Fixed vs Adjustable Rate Mortgages: Pros and Cons
Published on March 9, 2024
Fixed vs Adjustable Rate Mortgages: Pros and Cons
Choosing between a Fixed-Rate Mortgage (FRM) and an Adjustable-Rate Mortgage (ARM) is a critical decision when financing a home. Each has distinct advantages depending on market conditions and your long-term plans.
Fixed-Rate Mortgage (FRM)
With a fixed-rate mortgage, your interest rate remains the same for the entire life of the loan (usually 15 or 30 years).
Pros:
- Predictable monthly payments (P&I never changes).
- Protection against rising interest rates.
- Easier to budget for the long term.
Cons:
- Typically higher initial interest rate than ARMs.
- Harder to qualify for if rates are high.
Adjustable-Rate Mortgage (ARM)
An ARM has an interest rate that is fixed for an initial period (e.g., 5, 7, or 10 years) and then adjusts periodically based on market indices.
Pros:
- Lower initial interest rate and monthly payment.
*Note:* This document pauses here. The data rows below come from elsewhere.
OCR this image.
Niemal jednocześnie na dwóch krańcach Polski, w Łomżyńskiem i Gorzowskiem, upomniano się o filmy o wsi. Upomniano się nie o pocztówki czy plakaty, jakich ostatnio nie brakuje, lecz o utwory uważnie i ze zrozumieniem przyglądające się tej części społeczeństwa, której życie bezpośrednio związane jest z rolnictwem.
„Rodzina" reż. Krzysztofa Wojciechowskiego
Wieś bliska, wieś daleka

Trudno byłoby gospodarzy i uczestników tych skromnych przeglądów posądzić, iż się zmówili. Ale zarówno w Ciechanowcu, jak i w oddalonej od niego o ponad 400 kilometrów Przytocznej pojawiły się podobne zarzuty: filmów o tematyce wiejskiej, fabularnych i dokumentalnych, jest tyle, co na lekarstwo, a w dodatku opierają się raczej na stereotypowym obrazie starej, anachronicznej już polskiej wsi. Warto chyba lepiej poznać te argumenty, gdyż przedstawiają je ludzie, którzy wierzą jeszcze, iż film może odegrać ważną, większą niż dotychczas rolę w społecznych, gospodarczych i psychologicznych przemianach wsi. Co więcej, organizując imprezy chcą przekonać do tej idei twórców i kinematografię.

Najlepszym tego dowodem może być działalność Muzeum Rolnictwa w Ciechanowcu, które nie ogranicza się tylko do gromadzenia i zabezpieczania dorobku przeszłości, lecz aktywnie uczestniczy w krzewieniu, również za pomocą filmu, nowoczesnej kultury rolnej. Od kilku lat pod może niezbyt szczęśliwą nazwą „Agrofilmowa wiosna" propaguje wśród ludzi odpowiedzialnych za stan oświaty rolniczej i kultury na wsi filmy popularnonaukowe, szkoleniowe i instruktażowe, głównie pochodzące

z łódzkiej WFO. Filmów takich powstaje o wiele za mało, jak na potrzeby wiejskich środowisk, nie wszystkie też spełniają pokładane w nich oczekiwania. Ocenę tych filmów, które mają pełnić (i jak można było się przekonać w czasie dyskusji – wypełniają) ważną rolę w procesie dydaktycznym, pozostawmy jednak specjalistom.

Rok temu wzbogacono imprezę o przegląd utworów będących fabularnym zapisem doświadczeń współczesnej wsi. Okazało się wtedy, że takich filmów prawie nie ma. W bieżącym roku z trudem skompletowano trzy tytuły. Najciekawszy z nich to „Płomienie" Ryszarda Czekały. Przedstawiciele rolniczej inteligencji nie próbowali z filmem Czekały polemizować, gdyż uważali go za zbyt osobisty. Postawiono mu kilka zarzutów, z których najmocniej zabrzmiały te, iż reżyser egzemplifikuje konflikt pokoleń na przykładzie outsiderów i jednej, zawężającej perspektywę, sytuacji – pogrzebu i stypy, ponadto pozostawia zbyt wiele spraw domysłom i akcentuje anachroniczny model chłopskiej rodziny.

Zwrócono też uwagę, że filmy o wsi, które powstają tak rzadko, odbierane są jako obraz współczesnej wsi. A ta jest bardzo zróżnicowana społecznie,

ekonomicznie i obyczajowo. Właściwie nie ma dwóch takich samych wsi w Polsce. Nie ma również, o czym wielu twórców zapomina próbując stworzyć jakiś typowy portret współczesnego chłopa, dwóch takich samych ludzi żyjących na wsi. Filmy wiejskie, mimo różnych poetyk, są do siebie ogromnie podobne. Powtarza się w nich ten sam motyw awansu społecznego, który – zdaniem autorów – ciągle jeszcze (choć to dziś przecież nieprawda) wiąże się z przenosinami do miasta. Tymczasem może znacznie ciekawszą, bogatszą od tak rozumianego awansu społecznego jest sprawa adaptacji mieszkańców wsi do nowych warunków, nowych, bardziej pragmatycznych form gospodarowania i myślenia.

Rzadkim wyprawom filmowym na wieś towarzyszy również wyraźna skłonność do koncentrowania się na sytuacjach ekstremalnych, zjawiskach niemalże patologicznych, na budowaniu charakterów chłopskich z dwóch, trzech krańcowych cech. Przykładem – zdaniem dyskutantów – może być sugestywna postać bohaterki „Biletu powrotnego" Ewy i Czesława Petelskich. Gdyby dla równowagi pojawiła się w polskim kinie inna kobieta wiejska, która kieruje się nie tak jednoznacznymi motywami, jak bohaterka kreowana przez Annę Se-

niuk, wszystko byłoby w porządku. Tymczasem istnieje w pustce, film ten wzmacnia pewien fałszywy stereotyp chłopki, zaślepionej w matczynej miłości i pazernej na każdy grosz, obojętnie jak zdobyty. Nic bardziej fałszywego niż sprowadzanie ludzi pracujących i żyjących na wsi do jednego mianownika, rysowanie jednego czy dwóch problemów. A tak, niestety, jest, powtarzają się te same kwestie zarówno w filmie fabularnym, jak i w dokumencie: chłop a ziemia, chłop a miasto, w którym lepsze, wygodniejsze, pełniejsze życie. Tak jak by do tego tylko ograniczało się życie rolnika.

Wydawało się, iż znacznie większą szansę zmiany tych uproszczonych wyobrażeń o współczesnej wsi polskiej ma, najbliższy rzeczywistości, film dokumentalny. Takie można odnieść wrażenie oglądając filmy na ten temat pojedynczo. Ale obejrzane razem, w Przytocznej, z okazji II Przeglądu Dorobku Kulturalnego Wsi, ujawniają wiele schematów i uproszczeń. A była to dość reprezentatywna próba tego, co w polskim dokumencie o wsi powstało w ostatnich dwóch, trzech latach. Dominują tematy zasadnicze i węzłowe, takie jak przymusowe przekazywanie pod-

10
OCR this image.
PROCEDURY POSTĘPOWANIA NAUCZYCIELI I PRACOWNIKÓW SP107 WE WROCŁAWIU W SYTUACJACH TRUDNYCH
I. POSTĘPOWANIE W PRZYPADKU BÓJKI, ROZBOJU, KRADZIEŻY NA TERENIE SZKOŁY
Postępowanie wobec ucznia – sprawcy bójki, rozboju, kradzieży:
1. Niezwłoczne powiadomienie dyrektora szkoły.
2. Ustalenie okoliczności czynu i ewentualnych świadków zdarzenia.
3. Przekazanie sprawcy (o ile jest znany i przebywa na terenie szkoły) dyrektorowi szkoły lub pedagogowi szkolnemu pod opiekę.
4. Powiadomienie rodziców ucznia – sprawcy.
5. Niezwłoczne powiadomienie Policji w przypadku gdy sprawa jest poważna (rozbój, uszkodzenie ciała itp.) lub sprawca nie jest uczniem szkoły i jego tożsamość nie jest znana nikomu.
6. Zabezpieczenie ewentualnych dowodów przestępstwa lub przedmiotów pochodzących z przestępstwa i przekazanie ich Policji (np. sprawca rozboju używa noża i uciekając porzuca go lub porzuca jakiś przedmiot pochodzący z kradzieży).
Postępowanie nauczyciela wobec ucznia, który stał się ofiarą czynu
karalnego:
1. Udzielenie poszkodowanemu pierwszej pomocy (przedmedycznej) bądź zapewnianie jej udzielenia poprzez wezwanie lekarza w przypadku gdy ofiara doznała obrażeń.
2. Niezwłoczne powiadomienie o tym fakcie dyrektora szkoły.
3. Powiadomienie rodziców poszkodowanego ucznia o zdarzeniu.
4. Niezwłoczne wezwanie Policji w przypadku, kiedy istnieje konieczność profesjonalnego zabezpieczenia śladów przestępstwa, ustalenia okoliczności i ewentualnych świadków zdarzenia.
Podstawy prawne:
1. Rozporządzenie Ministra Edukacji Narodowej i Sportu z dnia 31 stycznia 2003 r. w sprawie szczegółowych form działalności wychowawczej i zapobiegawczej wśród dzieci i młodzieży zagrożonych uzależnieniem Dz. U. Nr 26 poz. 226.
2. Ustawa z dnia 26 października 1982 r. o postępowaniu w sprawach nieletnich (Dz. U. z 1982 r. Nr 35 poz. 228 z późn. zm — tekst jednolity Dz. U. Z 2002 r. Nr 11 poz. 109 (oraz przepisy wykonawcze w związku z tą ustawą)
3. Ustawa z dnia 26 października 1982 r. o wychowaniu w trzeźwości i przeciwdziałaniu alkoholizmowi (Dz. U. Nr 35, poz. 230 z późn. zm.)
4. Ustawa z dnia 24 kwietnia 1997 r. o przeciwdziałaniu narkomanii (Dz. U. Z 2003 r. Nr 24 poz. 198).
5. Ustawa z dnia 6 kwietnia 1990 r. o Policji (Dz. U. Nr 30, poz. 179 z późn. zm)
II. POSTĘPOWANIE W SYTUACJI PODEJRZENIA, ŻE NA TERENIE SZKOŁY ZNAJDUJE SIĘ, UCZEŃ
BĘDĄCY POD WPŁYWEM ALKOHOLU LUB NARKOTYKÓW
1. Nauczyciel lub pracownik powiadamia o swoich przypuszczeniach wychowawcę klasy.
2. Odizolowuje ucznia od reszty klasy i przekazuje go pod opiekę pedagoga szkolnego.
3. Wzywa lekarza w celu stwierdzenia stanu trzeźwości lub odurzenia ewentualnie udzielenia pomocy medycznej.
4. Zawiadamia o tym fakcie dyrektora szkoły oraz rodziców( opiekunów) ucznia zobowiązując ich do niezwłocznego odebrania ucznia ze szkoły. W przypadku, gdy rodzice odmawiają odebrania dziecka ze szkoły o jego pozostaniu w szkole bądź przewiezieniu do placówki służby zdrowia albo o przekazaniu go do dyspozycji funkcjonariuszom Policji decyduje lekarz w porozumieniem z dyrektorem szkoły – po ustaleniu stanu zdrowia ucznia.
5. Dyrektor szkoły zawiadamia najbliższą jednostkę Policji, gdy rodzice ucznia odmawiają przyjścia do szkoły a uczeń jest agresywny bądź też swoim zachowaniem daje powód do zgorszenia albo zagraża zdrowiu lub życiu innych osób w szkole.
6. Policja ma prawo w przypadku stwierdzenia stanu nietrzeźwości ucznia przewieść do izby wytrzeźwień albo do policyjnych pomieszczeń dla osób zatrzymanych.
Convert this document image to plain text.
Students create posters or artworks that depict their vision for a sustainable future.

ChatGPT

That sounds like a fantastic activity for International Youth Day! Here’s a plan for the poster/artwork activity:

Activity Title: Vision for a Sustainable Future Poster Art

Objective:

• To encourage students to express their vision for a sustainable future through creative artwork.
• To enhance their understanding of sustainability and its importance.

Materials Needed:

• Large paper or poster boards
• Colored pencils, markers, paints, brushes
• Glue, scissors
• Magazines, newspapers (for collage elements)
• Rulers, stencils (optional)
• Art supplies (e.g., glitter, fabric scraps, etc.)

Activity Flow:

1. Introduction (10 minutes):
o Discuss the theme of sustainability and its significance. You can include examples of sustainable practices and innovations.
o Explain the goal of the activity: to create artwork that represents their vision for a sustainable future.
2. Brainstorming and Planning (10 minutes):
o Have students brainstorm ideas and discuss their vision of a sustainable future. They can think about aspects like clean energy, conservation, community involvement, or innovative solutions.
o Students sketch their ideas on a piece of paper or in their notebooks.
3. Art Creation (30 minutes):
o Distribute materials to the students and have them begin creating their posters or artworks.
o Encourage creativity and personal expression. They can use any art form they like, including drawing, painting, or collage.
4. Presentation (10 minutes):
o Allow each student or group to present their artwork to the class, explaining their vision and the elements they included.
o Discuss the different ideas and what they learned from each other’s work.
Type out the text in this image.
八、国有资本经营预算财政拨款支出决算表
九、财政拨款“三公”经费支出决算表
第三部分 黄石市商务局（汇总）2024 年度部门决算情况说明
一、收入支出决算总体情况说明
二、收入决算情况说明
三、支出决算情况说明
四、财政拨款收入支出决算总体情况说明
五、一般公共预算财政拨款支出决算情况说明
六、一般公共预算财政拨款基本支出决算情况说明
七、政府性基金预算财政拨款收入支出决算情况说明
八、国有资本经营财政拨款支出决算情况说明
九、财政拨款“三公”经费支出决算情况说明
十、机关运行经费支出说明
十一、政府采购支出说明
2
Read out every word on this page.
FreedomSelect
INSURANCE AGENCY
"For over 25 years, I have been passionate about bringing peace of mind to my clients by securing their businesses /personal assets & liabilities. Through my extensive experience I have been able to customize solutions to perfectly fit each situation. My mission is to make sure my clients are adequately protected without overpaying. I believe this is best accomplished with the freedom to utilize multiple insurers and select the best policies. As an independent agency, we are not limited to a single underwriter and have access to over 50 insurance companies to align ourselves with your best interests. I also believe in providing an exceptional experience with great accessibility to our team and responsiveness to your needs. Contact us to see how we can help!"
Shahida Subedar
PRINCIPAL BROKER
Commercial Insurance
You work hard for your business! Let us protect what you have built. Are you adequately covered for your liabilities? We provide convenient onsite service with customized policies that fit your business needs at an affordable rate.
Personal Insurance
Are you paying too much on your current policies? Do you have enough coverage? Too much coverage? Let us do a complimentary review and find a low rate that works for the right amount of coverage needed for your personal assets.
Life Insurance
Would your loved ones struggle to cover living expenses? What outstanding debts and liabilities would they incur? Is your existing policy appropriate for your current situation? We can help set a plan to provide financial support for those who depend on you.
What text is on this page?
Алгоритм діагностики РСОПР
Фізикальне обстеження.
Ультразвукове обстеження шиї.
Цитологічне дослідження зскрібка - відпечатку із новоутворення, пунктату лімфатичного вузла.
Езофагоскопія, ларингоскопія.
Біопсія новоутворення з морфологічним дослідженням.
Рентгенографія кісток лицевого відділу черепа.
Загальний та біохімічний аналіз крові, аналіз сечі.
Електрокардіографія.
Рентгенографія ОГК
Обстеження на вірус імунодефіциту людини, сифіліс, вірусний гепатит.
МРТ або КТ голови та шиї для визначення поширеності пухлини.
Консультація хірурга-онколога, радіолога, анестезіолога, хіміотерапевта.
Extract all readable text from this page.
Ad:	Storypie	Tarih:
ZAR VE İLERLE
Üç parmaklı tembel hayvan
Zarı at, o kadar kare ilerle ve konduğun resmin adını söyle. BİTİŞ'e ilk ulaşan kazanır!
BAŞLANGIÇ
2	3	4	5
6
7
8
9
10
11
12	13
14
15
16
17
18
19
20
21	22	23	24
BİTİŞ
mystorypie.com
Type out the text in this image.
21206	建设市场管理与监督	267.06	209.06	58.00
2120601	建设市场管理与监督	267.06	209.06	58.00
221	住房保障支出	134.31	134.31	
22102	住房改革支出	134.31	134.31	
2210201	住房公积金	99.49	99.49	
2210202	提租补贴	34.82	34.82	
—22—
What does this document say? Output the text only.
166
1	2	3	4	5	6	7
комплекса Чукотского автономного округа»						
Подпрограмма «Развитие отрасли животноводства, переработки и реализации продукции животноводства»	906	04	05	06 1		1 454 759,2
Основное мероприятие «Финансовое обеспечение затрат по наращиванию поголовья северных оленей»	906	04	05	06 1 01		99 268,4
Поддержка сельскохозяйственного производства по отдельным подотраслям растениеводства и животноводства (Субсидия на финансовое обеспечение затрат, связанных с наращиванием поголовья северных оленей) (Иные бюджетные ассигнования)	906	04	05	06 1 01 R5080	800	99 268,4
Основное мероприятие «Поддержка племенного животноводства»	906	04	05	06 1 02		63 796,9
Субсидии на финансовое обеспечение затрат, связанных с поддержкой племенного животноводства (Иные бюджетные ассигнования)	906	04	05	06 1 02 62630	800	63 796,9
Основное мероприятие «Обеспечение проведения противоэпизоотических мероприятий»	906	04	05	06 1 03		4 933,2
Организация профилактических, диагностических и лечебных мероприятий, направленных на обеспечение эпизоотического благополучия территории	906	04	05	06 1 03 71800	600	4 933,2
- Good for buyers who plan to move or refinance before the fixed period ends.
Cons:
- Monthly payments can increase significantly after the initial period.
- Uncertainty makes long-term budgeting difficult.
Which Should You Choose?
If you plan to stay in your home for many years, a fixed-rate mortgage offers stability and peace of mind. If you expect to move within 5-7 years, an ARM could save you money in the short term.